Breast implants come in two main types: Silicone and Saline. They both have their own unique advantages and disadvantages and there is no right or wrong decision. Put very simply, saline implants are slightly safer and easier to manage but look and feel less like real breast tissue than silicone breast implants.
First, lets explore the anatomy of a breast implant. Whether it is to be filled with saline or silicone, both types of implants use silicone for the outer shell. Both types of breast implants come in all different types of sizes and shapes depending on the needs of the patient.
Saline implants can be placed in a number of different locations underneath the breast, including subglandular (over the muscle tissue), partial submuscular (only the top 2/3 of the implant covered by muscle tissue) and complete submuscular (entire implant is under the muscle tissue). Something else for the patient and doctor to consider is the type of incision and the location. Some of the possibilities include inframammary (directly under the breast crease), periareolar (nipple), transaxillary (armpit), or TUBA (bullybutton).

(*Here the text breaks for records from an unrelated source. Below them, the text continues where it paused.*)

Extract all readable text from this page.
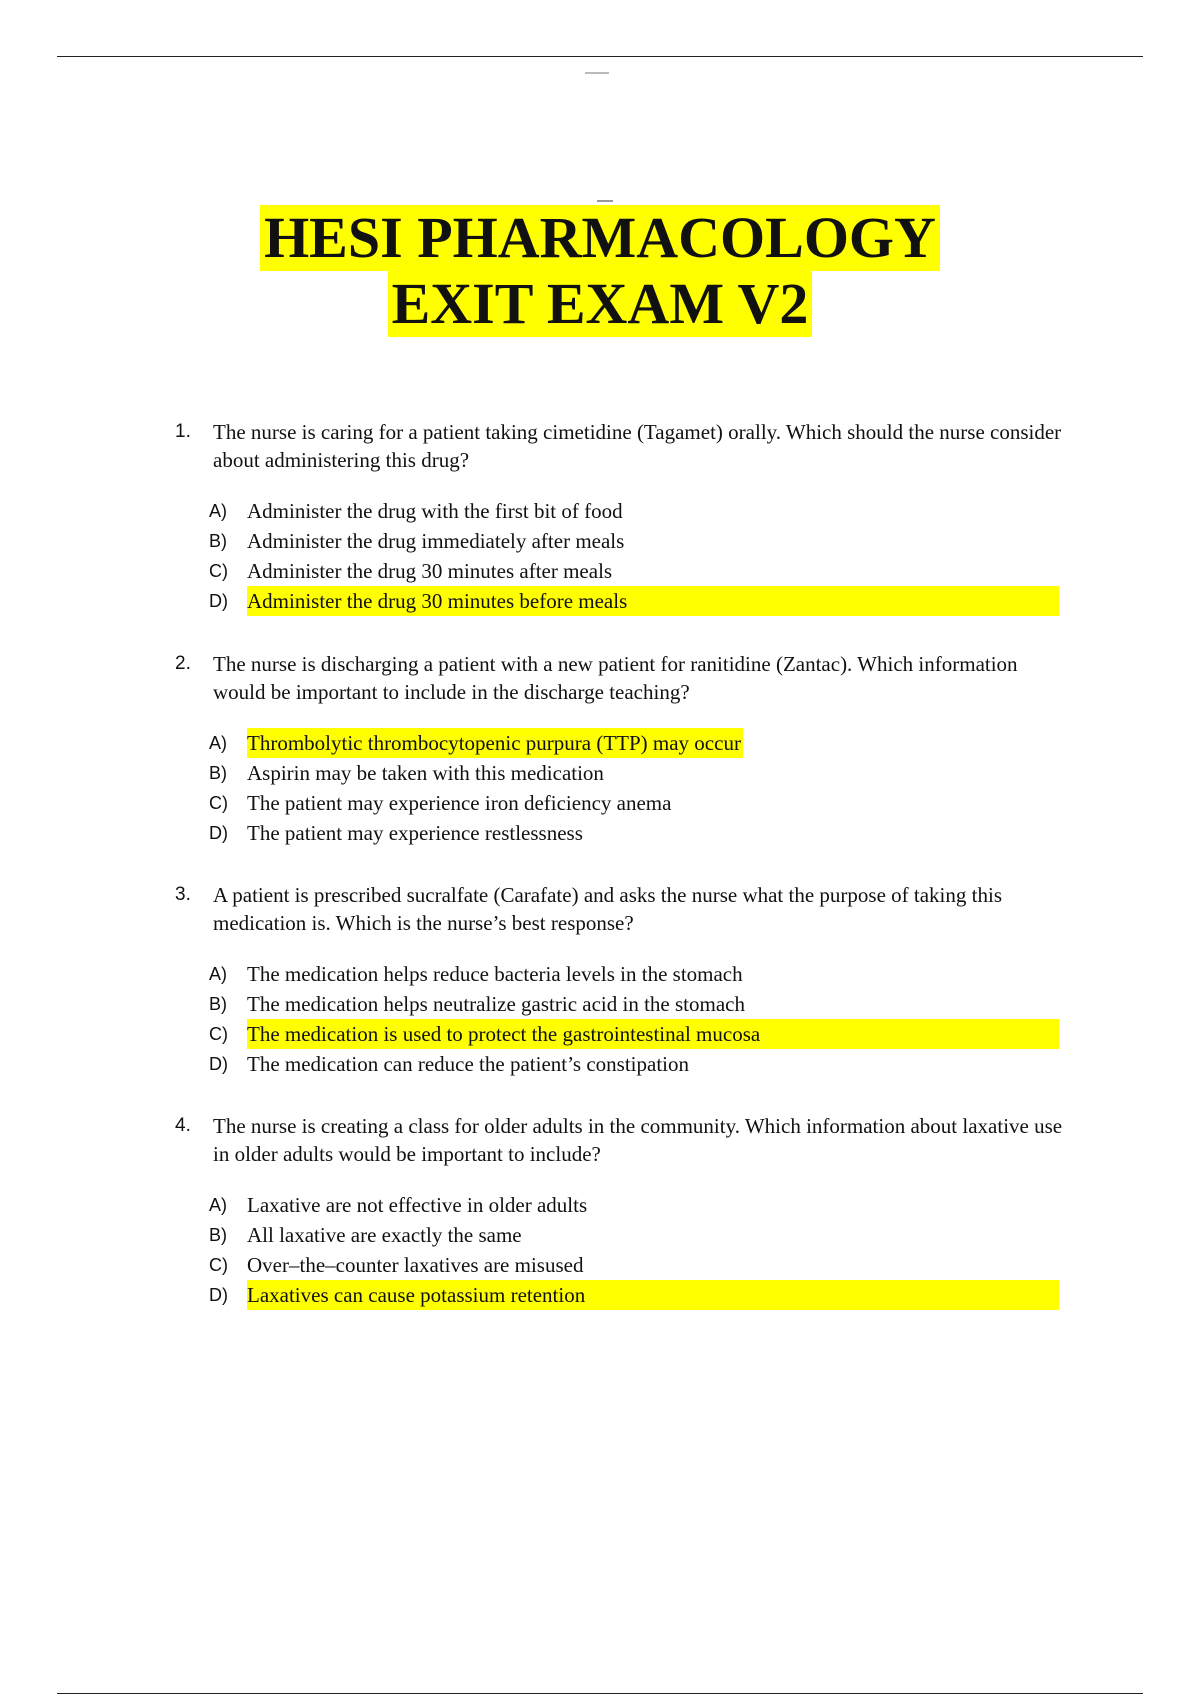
HESI PHARMACOLOGY
EXIT EXAM V2
1. The nurse is caring for a patient taking cimetidine (Tagamet) orally. Which should the nurse consider about administering this drug?
A) Administer the drug with the first bit of food
B) Administer the drug immediately after meals
C) Administer the drug 30 minutes after meals
D) Administer the drug 30 minutes before meals
2. The nurse is discharging a patient with a new patient for ranitidine (Zantac). Which information would be important to include in the discharge teaching?
A) Thrombolytic thrombocytopenic purpura (TTP) may occur
B) Aspirin may be taken with this medication
C) The patient may experience iron deficiency anema
D) The patient may experience restlessness
3. A patient is prescribed sucralfate (Carafate) and asks the nurse what the purpose of taking this medication is. Which is the nurse’s best response?
A) The medication helps reduce bacteria levels in the stomach
B) The medication helps neutralize gastric acid in the stomach
C) The medication is used to protect the gastrointestinal mucosa
D) The medication can reduce the patient’s constipation
4. The nurse is creating a class for older adults in the community. Which information about laxative use in older adults would be important to include?
A) Laxative are not effective in older adults
B) All laxative are exactly the same
C) Over–the–counter laxatives are misused
D) Laxatives can cause potassium retention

Since silicone implants are filled after they are inserted, they tend to involve smaller incisions than with silicone implants, which are filled before they are inserted. The surgeon uses a syringe to carefully administer the correct amount of saline, and can increase or decrease it as needed. With silicone implants, the correct size must be determined before it is inserted because it cannot be adjusted. The only option if the patient of doctor is unhappy is removing the old one first, then inserting the new, correctly sized implant.
Minimal Risk of Rupture with Saline Implants
Saline is simply a salt water solution, and about 60% of the body is already composed of saline. Therefore, should the implant break, the saline is completely harmless to the body. In the event of a rupture, a noticeable size difference will be immediately noticeable with saline implants, which is a good thing. With silicone breast implants, the silicone gel leaks out very slowly and the patient might not even be aware a rupture has take place. For this reason, the FDA recommends that special MRI’s be performed on women with silicone breast implants about every three years.
How Do They Feel?
The main drawback of saline implants is how they feel. Silicone gel feels more like real breast tissue than saline. Some women complain that saline feels like a water balloon. However, thanks to advancements in surgical techniques such as placing a saline implant underneath the chest muscles, a more natural feel is achievable with saline. It depends on other factors too, such as the amount of natural breast tissue the patient has prior to the implant. Overall though, silicone is generally agreed upon to give a more natural feel that resembles real breast tissue better than saline.
The Risk of the Ripple Effect
Saline implants are more likely to have a visible “ripple” or wrinkling effect than their silicone counterparts. The ripple effect is caused by the saline filler and the casing of the implant interacting with one another. This effect is more noticeable in women who have very little breast tissue to start with and thus have thinner skin over the implant. This effect can be minimized with more modern techniques such as placing the implant underneath the muscle. If the women has a fair amount of breast tissue to start with and the implant is placed underneath the muscle tissue, the risk of a noticeable ripple effect is greatly minimized.
Saline implants are cheaper than silicone, by about $1,000. The materials used are cheaper than those used in silicone implants. Saline implants with all costs (surgeons free, anesthesia, etc.) cost between roughly $4,000 to $,6000.
The Final Decision
It is imperative to discuss the pros and cons of silicone vs. saline implants with your doctor. There are lots of things to consider in making your final decision including how much breast tissue you have to start with, your goals, your budget, your personal anatomy, etc. Make sure you discuss these things with an experienced, board certified plastic surgeon.
Although there is a lot to consider, what the decision will generally boil down to is this: Silicone implants provide a more natural look and feel at a higher cost and with a slightly higher risk of complications, while saline implants, despite many advancements in surgical techniques, do not usually feel as natural as silicone, but they are cheaper and have an even lower risk of complications.